刷新された周辺機器という点では、Apple Pencil Proも購入必須のアイテムといえる。書き心地や充電の簡易さなどは第2世代のApple Pencilと同じだが、ダブルタップしたときにブルっと震えてフィードバックがあるところや、圧力を感知する「スクイーズ」に対応したことで、使い勝手が大きく上がっている。前者に関しては、ペンと消しゴムの切り替えなどに使えたが、第2世代までのApple Pencilには触角へのフィードバックがなかったので、画面を目視する必要があった。
ダブルタップがうまく反応せず、消しゴムのつもりで線をグチャグチャに書いてしまった経験がある人もいるだろう。Apple Pencil Proがブルっと震えることで、こうした失敗はなくなった。また、スクイーズでツールパレットをペン先に開けるのも便利だ。筆者の場合、校正などをするために「Goodnotes」を活用しており、ここでスクイーズが活躍した。
例えば、普段は“赤字”を入れつつ、コメントなどを“黒字”で書き足す場合だ。

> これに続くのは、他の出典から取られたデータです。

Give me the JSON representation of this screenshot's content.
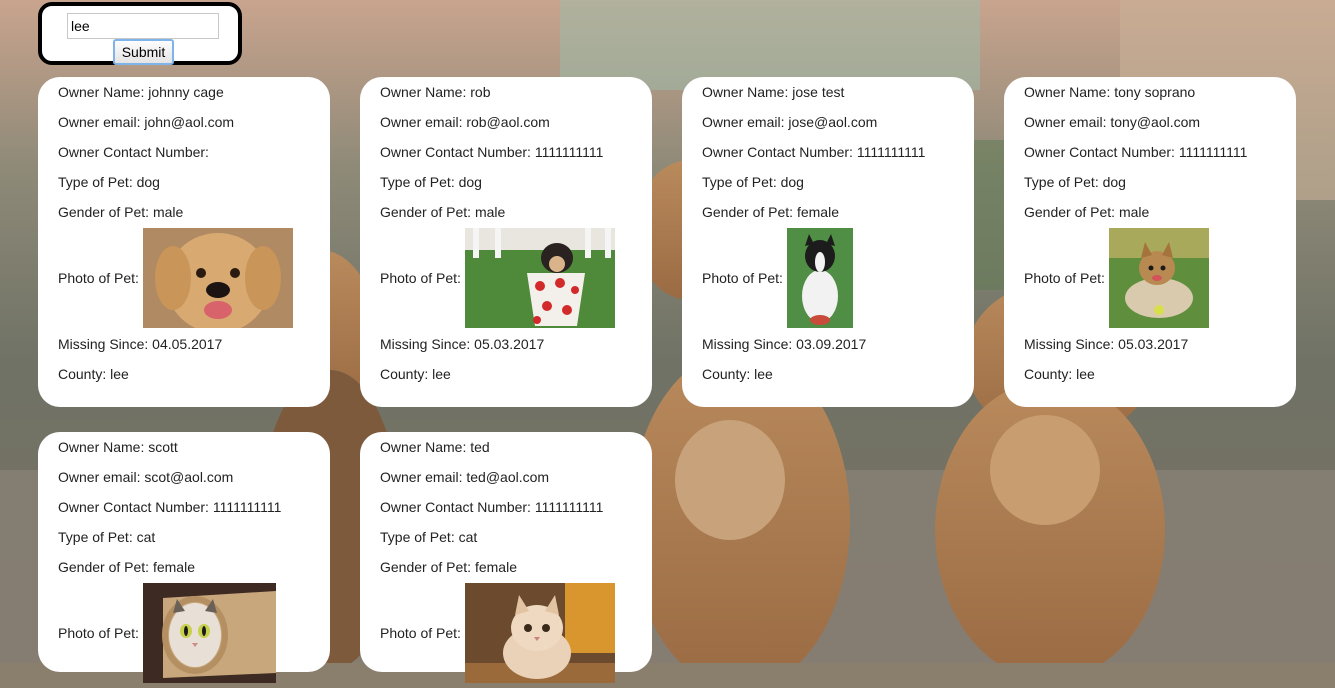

これまでは画面上部のツールパレットをタップしていたが、書きこむ場所と距離が離れていると、思考が中断されてしまっていた。ペン先にツールパレットを展開できるスクイーズであれば、その切り替えもスムーズだ。ただし、スクイーズに対応しているかどうかは、アプリによって異なる。
Goodnotesの場合も、最新版の「Goodnotes 6」ではツールパレットを開けたが、1つ前のバージョンとなる「Goodnotes 5」では、「戻る」と「進む」のボタンしか表示されなかった。さすがにこれではせっかくのApple Pencil Proが宝の持ち腐れになってしまうということで、有料でアップグレードすることにした次第だ。対応、非対応はアプリ側次第になるため、購入を考えている人は、事前にその状況を確認しておいた方がいい。